Enseigner : quel travail ?,  Numéro 7,  Thierry Novarese

L’évaluation de l’école : retrouver le sens de la mesure

Le système éducatif est évidemment un lieu d’évaluation : des progrès des élèves, des pratiques des enseignants (par leurs inspecteurs et leurs chefs d’établissements), des établissements d’enseignement eux-mêmes. Mais quel est le sens de cette mesure ? S’agit-il d’un travail de compréhension permettant le renforcement de l’investissement de chacun ? Ou d’une dérive normative obsessionnelle, perdant de vue l’essentiel (le bien de l’élève) au profit d’une folie sans boussole ?

Quelles sont les altérations produites par la gestion par les instruments d’évaluation au cœur du système éducatif, de ses pratiques professionnelles, de son organisation, de ses valeurs ? Cette question réunit depuis 2004 des chercheurs et des militants au sein d’un chantier de l’Institut de recherches de la FSU[1]L’Institut de la FSU a publié différents travaux sur cette question : Capitalisme et éducation (2006), Regards croisés (2008), Payer les profs au mérite ? (2006), Manager ou servir ? (2011 puis 2015)..

La mise en place d’indicateurs, c’est-à-dire la construction de procédures susceptibles de rendre mesurable à des fins de quantification ce qui, a priori, ne l’était pas, constitue une entreprise globale et normative devant s’appliquer progressivement à l’ensemble des activités économique des hommes, y compris maintenant à celles du secteur public.

“ Le Nouveau Management Public repose sur trois moments constituant une sorte de triptyque, un nouveau dogme des « bonnes pratiques » : objectifs – évaluations – sanctions. ”

Cette culture dévorante et obsessionnelle de l’évaluation par indicateurs est au cœur de la Nouvelle gestion publique ou Nouveau Management Public. Le Nouveau Management Public repose sur trois moments constituant une sorte de triptyque, un nouveau dogme des « bonnes pratiques » : objectifs – évaluations – sanctions. Il importe, puisque seuls l’efficacité et les résultats doivent être pris en compte, que les objectifs définis soient suffisamment clairs et simples pour donner matière à des procédures de mesure des dits objectifs ainsi que des « performances » réalisées par les « agents » en rapport avec les objectifs qu’ils auront dû faire leurs. Au regard de leurs résultats et évaluations quantitatives les « agents » sont ensuite soumis à un système de sanctions correspondant au type de projet développé (primes, salaires modulés, modifications des horaires, changement de poste, etc.). Dans ce cadre, la clé de voûte du système repose sur la primauté donnée, sur toute évaluation, à la mesure chiffrée, mesure susceptible d’être présentée comme une caractérisation de l’efficacité.

Que signifie mesurer ?

Comme l’écrit Michel BlayIn Manager ou servir ? , collection Comprendre et agir, Editions Syllepse, réédition 2015. : « on rappellera cependant que la variable considérée (par exemple la production de charbon) doit être associée à un concept quantitativement exprimable (par exemple la masse de charbon) correspondant à une grandeur mesurable — c’est-à-dire satisfaisant aux conditions formelles de la mesure :

a) définir à l’aide d’une procédure effective (par exemple physique) à l’intérieur d’un domaine d’objets et relativement à la grandeur considérée, deux relations d’antériorité et de coïncidence permettant d’instaurer entre ces objets un ordre sériel (on peut classer ainsi les masses) ;

b) définir, toujours à propos de la même grandeur et dans le même domaine d’objet, une opération effective (par exemple physique) additive satisfaisant aux propriétés formelles de l’addition arithmétique (ce qui revient pour l’essentiel à définir une unité de mesure, une masse devenant alors tant de fois l’unité de masse).

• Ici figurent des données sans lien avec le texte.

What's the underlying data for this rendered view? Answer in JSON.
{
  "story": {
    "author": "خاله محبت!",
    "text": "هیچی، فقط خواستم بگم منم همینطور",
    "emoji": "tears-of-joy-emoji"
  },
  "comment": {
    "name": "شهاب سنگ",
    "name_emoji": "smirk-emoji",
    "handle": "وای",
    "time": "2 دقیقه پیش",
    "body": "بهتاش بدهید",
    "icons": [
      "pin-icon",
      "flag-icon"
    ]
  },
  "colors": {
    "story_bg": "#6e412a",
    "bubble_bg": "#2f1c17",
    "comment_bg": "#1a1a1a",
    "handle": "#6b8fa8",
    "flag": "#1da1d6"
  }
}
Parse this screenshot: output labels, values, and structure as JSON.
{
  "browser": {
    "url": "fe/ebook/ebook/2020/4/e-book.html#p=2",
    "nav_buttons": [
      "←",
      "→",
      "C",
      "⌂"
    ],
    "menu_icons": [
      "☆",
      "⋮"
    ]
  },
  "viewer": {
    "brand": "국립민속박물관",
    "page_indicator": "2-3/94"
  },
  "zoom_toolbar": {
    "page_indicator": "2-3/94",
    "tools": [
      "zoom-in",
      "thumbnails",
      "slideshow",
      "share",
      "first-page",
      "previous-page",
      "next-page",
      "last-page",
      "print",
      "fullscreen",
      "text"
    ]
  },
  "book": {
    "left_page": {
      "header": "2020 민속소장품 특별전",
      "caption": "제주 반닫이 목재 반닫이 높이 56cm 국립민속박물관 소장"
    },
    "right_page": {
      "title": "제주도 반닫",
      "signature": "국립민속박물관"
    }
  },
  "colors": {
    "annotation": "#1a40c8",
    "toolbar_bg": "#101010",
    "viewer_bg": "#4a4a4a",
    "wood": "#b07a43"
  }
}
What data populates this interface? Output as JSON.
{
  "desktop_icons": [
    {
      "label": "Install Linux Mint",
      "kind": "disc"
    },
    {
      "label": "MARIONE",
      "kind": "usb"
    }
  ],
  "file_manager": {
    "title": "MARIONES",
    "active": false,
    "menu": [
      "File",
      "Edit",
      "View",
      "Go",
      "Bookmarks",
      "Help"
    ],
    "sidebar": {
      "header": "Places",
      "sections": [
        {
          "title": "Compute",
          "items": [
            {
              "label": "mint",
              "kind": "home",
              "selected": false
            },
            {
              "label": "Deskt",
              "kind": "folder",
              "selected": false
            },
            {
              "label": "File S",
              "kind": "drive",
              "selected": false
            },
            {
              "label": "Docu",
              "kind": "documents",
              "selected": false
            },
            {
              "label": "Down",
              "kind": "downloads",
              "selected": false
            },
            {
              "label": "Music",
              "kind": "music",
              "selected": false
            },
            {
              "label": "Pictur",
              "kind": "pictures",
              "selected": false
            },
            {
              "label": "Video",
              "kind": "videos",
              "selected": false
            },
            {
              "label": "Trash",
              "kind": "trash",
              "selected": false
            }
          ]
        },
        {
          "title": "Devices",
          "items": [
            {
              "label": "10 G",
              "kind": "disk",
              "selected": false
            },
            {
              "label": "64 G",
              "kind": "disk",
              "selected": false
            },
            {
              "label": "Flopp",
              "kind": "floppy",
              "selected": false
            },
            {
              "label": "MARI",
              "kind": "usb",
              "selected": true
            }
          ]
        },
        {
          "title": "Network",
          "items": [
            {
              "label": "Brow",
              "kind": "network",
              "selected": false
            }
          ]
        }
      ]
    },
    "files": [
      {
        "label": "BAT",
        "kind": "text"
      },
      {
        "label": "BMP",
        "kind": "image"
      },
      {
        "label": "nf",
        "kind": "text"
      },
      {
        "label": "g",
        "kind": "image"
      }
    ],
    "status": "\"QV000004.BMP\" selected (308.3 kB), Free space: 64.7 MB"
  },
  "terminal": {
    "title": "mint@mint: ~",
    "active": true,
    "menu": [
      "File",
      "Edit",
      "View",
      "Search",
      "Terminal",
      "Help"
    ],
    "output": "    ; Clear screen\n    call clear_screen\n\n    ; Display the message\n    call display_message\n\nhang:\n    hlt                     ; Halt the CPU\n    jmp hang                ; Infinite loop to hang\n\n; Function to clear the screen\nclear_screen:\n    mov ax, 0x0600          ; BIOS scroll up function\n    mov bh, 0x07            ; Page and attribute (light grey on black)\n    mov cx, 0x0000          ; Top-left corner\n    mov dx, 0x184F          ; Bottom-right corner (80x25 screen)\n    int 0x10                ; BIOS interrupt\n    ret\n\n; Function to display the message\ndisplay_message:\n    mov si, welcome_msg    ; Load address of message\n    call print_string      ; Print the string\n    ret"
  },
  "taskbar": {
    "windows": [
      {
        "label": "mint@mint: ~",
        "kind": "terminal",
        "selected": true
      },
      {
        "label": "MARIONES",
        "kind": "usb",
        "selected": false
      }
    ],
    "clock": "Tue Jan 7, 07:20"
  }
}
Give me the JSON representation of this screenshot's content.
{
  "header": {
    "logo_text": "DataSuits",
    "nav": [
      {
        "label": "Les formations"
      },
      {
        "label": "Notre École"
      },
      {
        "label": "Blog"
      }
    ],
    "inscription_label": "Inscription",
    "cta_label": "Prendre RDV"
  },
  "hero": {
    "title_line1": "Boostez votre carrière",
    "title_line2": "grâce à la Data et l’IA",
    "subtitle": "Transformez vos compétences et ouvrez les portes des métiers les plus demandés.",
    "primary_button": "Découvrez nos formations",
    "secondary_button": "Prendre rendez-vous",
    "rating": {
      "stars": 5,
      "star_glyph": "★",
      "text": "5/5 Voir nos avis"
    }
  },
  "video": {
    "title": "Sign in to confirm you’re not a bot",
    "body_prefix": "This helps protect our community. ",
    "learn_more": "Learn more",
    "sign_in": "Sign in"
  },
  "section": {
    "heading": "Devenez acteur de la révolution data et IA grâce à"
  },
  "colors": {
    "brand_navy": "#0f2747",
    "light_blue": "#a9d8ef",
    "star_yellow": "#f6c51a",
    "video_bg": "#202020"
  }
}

Comment mesurer alors par exemple la « production scientifique » ? Quelle est la grandeur mesurable, comparable à la masse, susceptible de fournir les éléments quantitatifs pour construire une échelle de ladite production ? Sur quels matériaux est-il possible de travailler effectivement ? La réponse est simple. En effet : qu’est-ce qui est mesurable dans la production scientifique ou dans celle des connaissances en faisant corrélativement l’impasse sur la science et la connaissance proprement dites ? Eh bien, le nombre d’articles publiés, le nombre de citations de chaque article dans tel ou tel autre article, le nombre de brevets, de prix Nobel dans telle université, d’ordinateurs dans tel laboratoire, de souris dans tel fond de placard, de jeunes ou de vieux, d’hommes et de femmes, etc. La liste est sans fin car tout, peut être, en droit considéré comme signifiant, comme constituant un critère pour mesurer tout et n’importe quoi[2]G. Udney Yule remarquait déjà en 1921-1922 dans British Journal of Psychology, XII, p. 107 : « N’ayant pas le moyen de mesurer ce que vous désirez, la démangeaison de mesurer peut, par exemple, simplement vous conduire à mesurer quelque chose d’autre — et peut-être en oubliant la différence — ou en laissant de côté certaines choses parce qu’elles ne sont pas mesurables », cité par F.A. Hayek dans Droit, législation et liberté, traduction Raoul Audouin et Philippe Nemo, Paris, PUF, 2007 (Première éd. PUF 1980 et 1973-1979 pour l’édition anglaise), p. 890..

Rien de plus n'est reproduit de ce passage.